The leading American olive oil producer is sourcing oils from South America in its continuing pursuit of market share.
For the largest American olive oil producer, California Olive Ranch (COR), it’s all about growing: not olives, but market share.
Instead of slugging it out with smaller competitors for the limited supply of expensive homegrown fruit, the Chico-based company led by CEO Gregg Kelley is continuing its emergence as a marketer of high-quality olives oils made in California — and elsewhere.
COR raised eyebrows a few years back when it acquired the award-winning Italian brand Lucini at a time when bad-mouthing the quality of imported olive oils was practically a sport in the local industry.
The Lucini acquisition signaled that COR had its sights more on sales growth than emphasizing the American pedigree of its product range. “Our love of high-quality extra virgin olive oil extends beyond California,” the company affirms on its website.

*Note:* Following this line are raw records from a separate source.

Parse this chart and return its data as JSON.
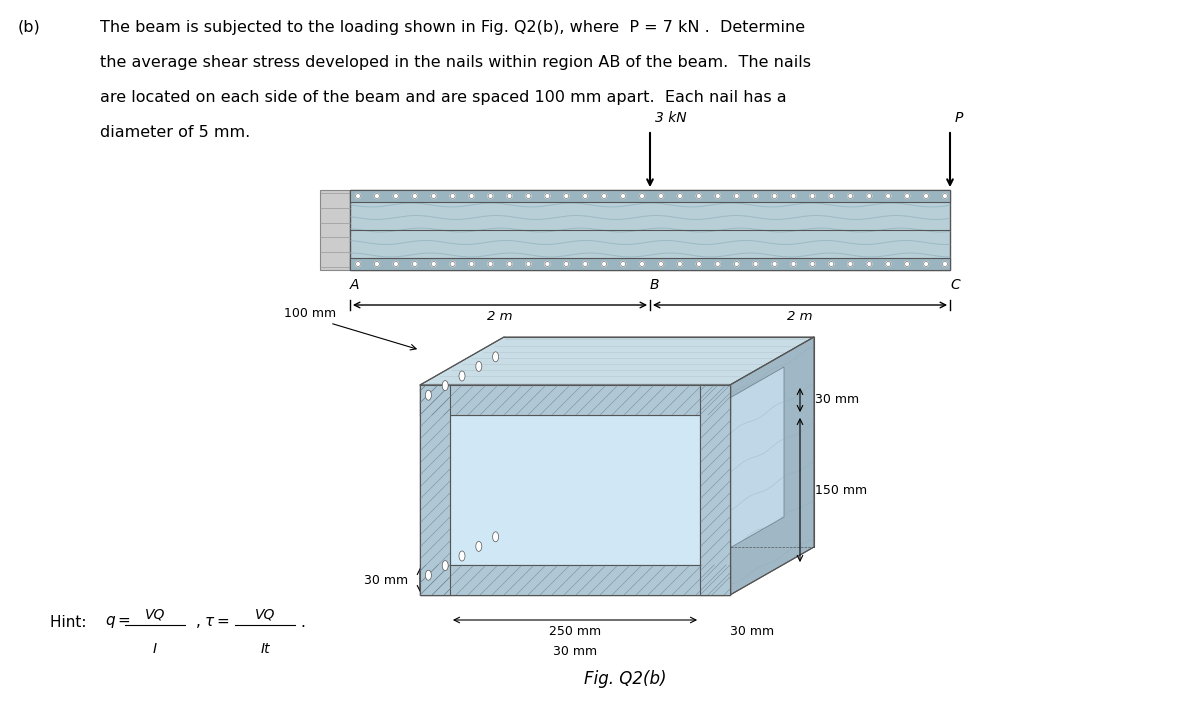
{
  "title_b": "(b)",
  "problem_text_line1": "The beam is subjected to the loading shown in Fig. Q2(b), where  P = 7 kN .  Determine",
  "problem_text_line2": "the average shear stress developed in the nails within region AB of the beam.  The nails",
  "problem_text_line3": "are located on each side of the beam and are spaced 100 mm apart.  Each nail has a",
  "problem_text_line4": "diameter of 5 mm.",
  "hint_text": "Hint:  q = VQ/I ,  τ = VQ/It .",
  "load1_label": "3 kN",
  "load2_label": "P",
  "label_A": "A",
  "label_B": "B",
  "label_C": "C",
  "dim_2m_left": "2 m",
  "dim_2m_right": "2 m",
  "cross_section_100mm": "100 mm",
  "cross_section_30mm_flange": "30 mm",
  "cross_section_150mm": "150 mm",
  "cross_section_250mm": "250 mm",
  "cross_section_30mm_web": "30 mm",
  "cross_section_30mm_bottom": "30 mm",
  "fig_label": "Fig. Q2(b)",
  "bg_color": "#ffffff",
  "beam_fill_color": "#b8cfd8",
  "beam_texture_color": "#8aabb8",
  "beam_border_color": "#555555",
  "wood_grain_color": "#c8dde6",
  "nail_hole_color": "#aaaaaa",
  "cross_sec_wood_color": "#b8cfd8",
  "cross_sec_hatch_color": "#8899aa",
  "cross_sec_inner_color": "#d0e8f0"
}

Now, COR, whose sales reportedly exceed $100 million, has announced a limited-edition release of its new Americas Blend, made with South American oils that will be available through December in a 1.4‑liter “Chef Size” bottle.
The Americas Blend results from COR’s partnerships with producers in South America — including Argentina, Peru and Chile — and features “fifty percent Californian and fifty percent South American extra virgin olive oil,” coming together to create a “mild fruity flavor with approachable bitterness,” the company said.
“We value the sharing of process and information amongst producers in order to increase the quality of extra virgin olive oil throughout the world,” said COR, which has thrown its considerable weight behind a strategy which acknowledges that quality olive oil, and higher profits, have no boundaries.